On Mon, 11 Jan 2010 16:45:22 -0600, Peter Laws wrote:
>Well, I mean not "really" as in "you don't know what you're talking
>about" but as in "wow, the SAE types spend a lot of time getting those
>rise-fall times just right so that the car meets the applicable
>standards for fuel consumption and emissions" ... Although not
>mandated, there are also drivability concerns as well ...
I can't comment on the automotive aspect of the design problem, but the
electronics and EMC part is solid and well known.

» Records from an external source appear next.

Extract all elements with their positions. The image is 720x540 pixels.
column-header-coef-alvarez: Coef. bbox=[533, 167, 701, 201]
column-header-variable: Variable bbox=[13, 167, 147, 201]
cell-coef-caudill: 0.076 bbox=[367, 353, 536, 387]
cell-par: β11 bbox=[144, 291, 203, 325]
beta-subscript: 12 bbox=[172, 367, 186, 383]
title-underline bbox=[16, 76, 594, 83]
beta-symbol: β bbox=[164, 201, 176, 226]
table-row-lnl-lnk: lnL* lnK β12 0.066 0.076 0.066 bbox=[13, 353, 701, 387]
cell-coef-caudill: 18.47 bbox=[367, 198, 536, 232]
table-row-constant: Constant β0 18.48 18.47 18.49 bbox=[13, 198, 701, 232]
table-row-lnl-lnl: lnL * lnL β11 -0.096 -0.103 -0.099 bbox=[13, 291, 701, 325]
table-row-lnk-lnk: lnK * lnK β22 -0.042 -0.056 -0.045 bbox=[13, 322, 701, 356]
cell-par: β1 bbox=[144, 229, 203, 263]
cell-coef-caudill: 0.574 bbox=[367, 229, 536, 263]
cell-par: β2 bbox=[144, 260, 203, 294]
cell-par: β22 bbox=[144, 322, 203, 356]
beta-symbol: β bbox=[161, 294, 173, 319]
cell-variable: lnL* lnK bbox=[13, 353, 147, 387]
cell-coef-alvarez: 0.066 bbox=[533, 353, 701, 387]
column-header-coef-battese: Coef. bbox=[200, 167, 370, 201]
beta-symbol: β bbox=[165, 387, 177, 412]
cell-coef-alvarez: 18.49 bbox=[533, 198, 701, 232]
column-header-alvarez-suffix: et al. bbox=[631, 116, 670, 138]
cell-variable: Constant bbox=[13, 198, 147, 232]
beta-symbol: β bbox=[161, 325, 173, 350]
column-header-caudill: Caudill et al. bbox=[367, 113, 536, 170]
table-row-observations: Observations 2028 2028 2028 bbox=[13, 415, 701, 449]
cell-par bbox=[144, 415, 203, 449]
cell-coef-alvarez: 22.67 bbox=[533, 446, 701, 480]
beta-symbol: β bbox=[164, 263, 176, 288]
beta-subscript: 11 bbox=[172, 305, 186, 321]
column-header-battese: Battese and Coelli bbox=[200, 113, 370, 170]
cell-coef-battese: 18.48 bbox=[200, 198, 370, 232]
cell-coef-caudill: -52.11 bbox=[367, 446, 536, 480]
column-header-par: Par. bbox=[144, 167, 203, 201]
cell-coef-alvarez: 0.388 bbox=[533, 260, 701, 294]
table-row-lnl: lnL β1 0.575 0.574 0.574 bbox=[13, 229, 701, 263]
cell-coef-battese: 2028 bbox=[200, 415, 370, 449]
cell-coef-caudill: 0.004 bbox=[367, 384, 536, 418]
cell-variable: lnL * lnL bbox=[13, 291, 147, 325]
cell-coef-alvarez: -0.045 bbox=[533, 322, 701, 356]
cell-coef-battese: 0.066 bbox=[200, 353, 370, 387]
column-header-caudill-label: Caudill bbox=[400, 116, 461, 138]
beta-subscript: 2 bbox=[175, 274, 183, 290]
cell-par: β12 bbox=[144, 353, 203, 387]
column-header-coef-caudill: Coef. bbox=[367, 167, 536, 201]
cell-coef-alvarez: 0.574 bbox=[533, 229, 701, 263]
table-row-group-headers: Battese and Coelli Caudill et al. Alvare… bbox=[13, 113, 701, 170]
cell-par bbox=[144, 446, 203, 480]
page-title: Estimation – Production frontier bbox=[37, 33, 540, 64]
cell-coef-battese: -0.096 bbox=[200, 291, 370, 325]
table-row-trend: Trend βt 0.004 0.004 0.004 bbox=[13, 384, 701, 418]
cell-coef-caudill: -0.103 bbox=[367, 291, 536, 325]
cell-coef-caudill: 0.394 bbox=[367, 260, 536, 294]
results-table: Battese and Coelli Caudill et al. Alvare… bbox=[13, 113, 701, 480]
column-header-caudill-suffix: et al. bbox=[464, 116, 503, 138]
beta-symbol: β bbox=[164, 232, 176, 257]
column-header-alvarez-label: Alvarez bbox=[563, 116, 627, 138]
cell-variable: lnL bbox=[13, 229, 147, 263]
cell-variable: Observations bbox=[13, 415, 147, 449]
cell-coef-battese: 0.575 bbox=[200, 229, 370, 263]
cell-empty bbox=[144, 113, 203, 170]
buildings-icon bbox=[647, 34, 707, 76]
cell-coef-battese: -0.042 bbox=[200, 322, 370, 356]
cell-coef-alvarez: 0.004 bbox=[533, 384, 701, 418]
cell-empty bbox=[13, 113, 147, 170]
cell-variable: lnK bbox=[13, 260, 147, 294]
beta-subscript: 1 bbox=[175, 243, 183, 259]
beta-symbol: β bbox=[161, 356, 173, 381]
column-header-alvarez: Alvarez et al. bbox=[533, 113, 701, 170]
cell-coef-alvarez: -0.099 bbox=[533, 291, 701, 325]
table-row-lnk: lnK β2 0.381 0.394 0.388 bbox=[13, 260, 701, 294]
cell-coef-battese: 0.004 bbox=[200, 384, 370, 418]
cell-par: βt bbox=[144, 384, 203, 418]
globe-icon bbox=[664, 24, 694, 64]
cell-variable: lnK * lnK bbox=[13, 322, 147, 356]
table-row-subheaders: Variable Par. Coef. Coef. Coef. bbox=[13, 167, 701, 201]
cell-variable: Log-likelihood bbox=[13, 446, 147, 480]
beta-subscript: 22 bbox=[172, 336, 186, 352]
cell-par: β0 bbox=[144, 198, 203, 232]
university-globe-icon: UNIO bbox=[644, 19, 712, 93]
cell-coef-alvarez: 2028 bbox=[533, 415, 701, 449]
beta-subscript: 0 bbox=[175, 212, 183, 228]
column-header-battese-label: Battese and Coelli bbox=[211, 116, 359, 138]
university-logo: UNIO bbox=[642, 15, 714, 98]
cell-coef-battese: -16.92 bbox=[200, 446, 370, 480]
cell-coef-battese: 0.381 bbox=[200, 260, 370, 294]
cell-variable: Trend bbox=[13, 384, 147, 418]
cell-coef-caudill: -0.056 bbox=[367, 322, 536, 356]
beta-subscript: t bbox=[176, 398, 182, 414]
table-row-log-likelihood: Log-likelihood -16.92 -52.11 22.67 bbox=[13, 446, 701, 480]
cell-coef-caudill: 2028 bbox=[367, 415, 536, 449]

>Just how much would chokes change that?
That's hard to predict. It will certainly vary with the plug circuitry
and the ferrite part(s) being used. HOWEVER -- it is also well known
that rather small changes in the switching waveform can make a large
difference in harmonic content. If I were working on the problem in a
vehicle, I'd have a scope with a piece of wire attached to its input
set up next to the engine and watch the waveshape as I worked on the
plug wires. Even better, a spectrum analyzer.
>And how does this compare to the old "resistor plugs" that were sold
>to make the ticking on the car radio go away?
Same fundamental idea, except that a ferrite part has much less effect
at DC and low frequencies than does a resistor, and has more effect at
high frequencies. In other words, ferrites can probably provide more
suppression with less effect on motor performance.